Motivating FFR Use: Data—and Scrutiny
Sunil Rao, MD, of Duke University Medical Center (Chapel Hill, NC), said the magnitude of the benefit provided by FFR guidance would likely spur increased adoption of the technique. “As a broad strategy, I think FFR really is something that cath labs need to do a lot more of, particularly [in light of] the recent publication of appropriateness criteria,” he commented in a telephone interview with TCTMD, “[Interventionalists] are really being scrutinized now, and the more you can do to justify your stent, the better off you are.”
Currently FFR is used in only a very small percentage of cases, according to Gregg W. Stone, MD, of Columbia University Medical Center (New York, NY). But, he said in a telephone interview with TCTMD, the FAME findings are “solid” and “from speaking to many people, I think the use of FFR is significantly increasing on the basis of this study.”
He noted, however, that “the way they did FFR in this trial was probably more comprehensive than [the way] most people will use it. They performed FFR in any vessel they were considering treating. I think most people in the real world will use it to assess intermediate-type lesions . . . . Whether these results can be replicated with a more selective use of FFR is not known.”
Dr. Rao added that FFR is designed for use primarily on lesions with visually assessed intermediate stenoses. In that setting, “if you have a patient who has a convincing anginal story [but] a normal stress test, . . . FFR is extremely helpful because you’re able to evaluate the arteries at the lesion level” to determine which are functionally significant.

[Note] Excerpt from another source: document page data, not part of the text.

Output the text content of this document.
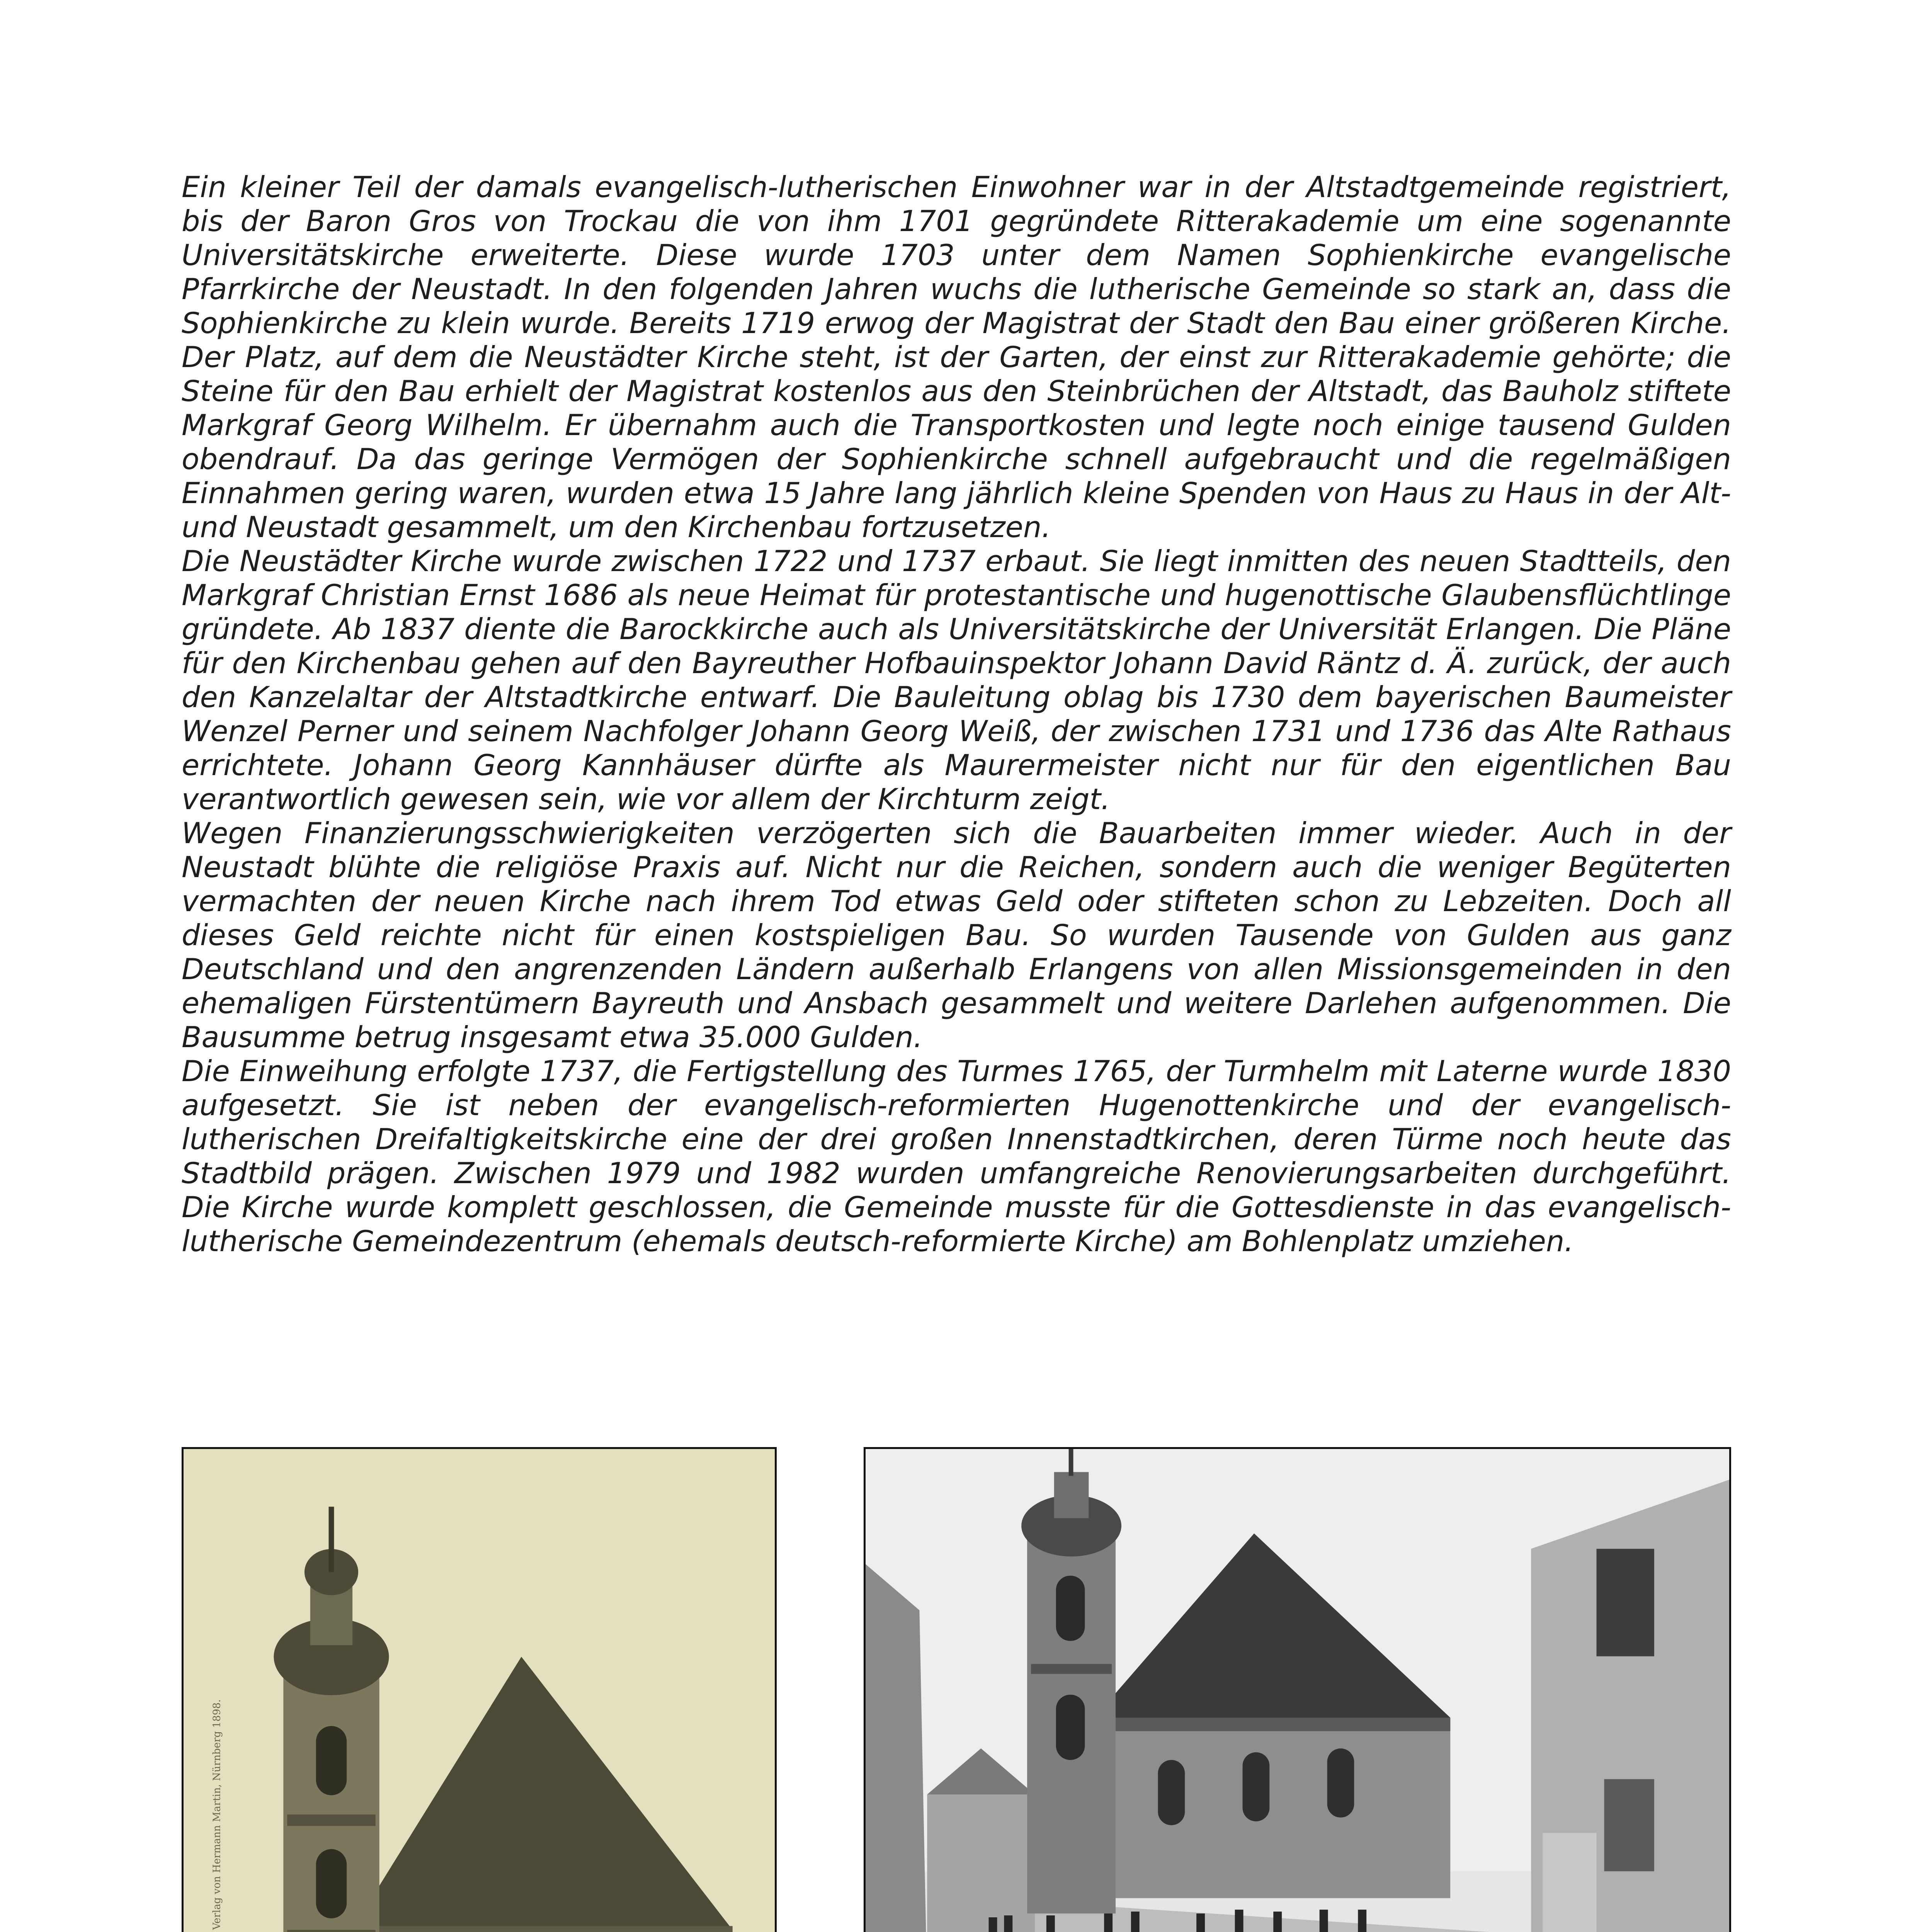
Ein kleiner Teil der damals evangelisch-lutherischen Einwohner war in der Altstadtgemeinde registriert, bis der Baron Gros von Trockau die von ihm 1701 gegründete Ritterakademie um eine sogenannte Universitätskirche erweiterte. Diese wurde 1703 unter dem Namen Sophienkirche evangelische Pfarrkirche der Neustadt. In den folgenden Jahren wuchs die lutherische Gemeinde so stark an, dass die Sophienkirche zu klein wurde. Bereits 1719 erwog der Magistrat der Stadt den Bau einer größeren Kirche. Der Platz, auf dem die Neustädter Kirche steht, ist der Garten, der einst zur Ritterakademie gehörte; die Steine für den Bau erhielt der Magistrat kostenlos aus den Steinbrüchen der Altstadt, das Bauholz stiftete Markgraf Georg Wilhelm. Er übernahm auch die Transportkosten und legte noch einige tausend Gulden obendrauf. Da das geringe Vermögen der Sophienkirche schnell aufgebraucht und die regelmäßigen Einnahmen gering waren, wurden etwa 15 Jahre lang jährlich kleine Spenden von Haus zu Haus in der Alt- und Neustadt gesammelt, um den Kirchenbau fortzusetzen.

Die Neustädter Kirche wurde zwischen 1722 und 1737 erbaut. Sie liegt inmitten des neuen Stadtteils, den Markgraf Christian Ernst 1686 als neue Heimat für protestantische und hugenottische Glaubensflüchtlinge gründete. Ab 1837 diente die Barockkirche auch als Universitätskirche der Universität Erlangen. Die Pläne für den Kirchenbau gehen auf den Bayreuther Hofbauinspektor Johann David Räntz d. Ä. zurück, der auch den Kanzelaltar der Altstadtkirche entwarf. Die Bauleitung oblag bis 1730 dem bayerischen Baumeister Wenzel Perner und seinem Nachfolger Johann Georg Weiß, der zwischen 1731 und 1736 das Alte Rathaus errichtete. Johann Georg Kannhäuser dürfte als Maurermeister nicht nur für den eigentlichen Bau verantwortlich gewesen sein, wie vor allem der Kirchturm zeigt.

Wegen Finanzierungsschwierigkeiten verzögerten sich die Bauarbeiten immer wieder. Auch in der Neustadt blühte die religiöse Praxis auf. Nicht nur die Reichen, sondern auch die weniger Begüterten vermachten der neuen Kirche nach ihrem Tod etwas Geld oder stifteten schon zu Lebzeiten. Doch all dieses Geld reichte nicht für einen kostspieligen Bau. So wurden Tausende von Gulden aus ganz Deutschland und den angrenzenden Ländern außerhalb Erlangens von allen Missionsgemeinden in den ehemaligen Fürstentümern Bayreuth und Ansbach gesammelt und weitere Darlehen aufgenommen. Die Bausumme betrug insgesamt etwa 35.000 Gulden.

Die Einweihung erfolgte 1737, die Fertigstellung des Turmes 1765, der Turmhelm mit Laterne wurde 1830 aufgesetzt. Sie ist neben der evangelisch-reformierten Hugenottenkirche und der evangelisch-lutherischen Dreifaltigkeitskirche eine der drei großen Innenstadtkirchen, deren Türme noch heute das Stadtbild prägen. Zwischen 1979 und 1982 wurden umfangreiche Renovierungsarbeiten durchgeführt. Die Kirche wurde komplett geschlossen, die Gemeinde musste für die Gottesdienste in das evangelisch-lutherische Gemeindezentrum (ehemals deutsch-reformierte Kirche) am Bohlenplatz umziehen.

Verlag von Hermann Martin, Nürnberg 1898.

The technique is both safe and relatively straightforward, Dr. Stone said, although “there are some tricks in learning how to use it.”
Dr. Rao agreed, noting that an attractive aspect of FFR is that unlike other functional testing methods, interventionalists can do it themselves. “I can evaluate a lesion right in the cath lab, get the results in real time, and make a decision [regarding stenting] in real time,” he said.
CAD was defined as 50% or greater stenosis in at least 2 major epicardial arteries. Patients who had angiographically significant left main disease or had suffered an ST-segment elevation MI within 5 days were excluded. Baseline characteristics of the patients in the 2 arms were similar, as were the number of lesions and lesion and vessel dimensions. All patients were treated with aspirin and clopidogrel for at least 1 year after PCI.
Tonino PAL, De Bruyne B, Pijls NHJ, et al. Fractional flow reserve versus angiography for guiding percutaneous coronary intervention. N Engl J Med 2009;360:213-224
Ellis SG. Refining the art and science of coronary stenting. N Engl J Med 2009;360:292-294.
- The study was supported by unrestricted research grants from Radi Medical Systems and Stichting Vrieden van het Hart Zuidoost Brabant. Medtronic provided limited financial support to some centers
- Dr. Pijls reports receiving an institutional research grant from Radi Medical Systems.
- Dr. Ellis reports receiving consulting fees from Cordis, Boston Scientific, and Abbott Vascular; lecture fees from Cordis; and grant support from Centocor/Eli Lilly, Celera Diagnostics, Cordis, and CadioDx.
- Dr. Rao reports no relevant conflicts of interest.
- Dr. Stone reports no relevant conflicts of interest.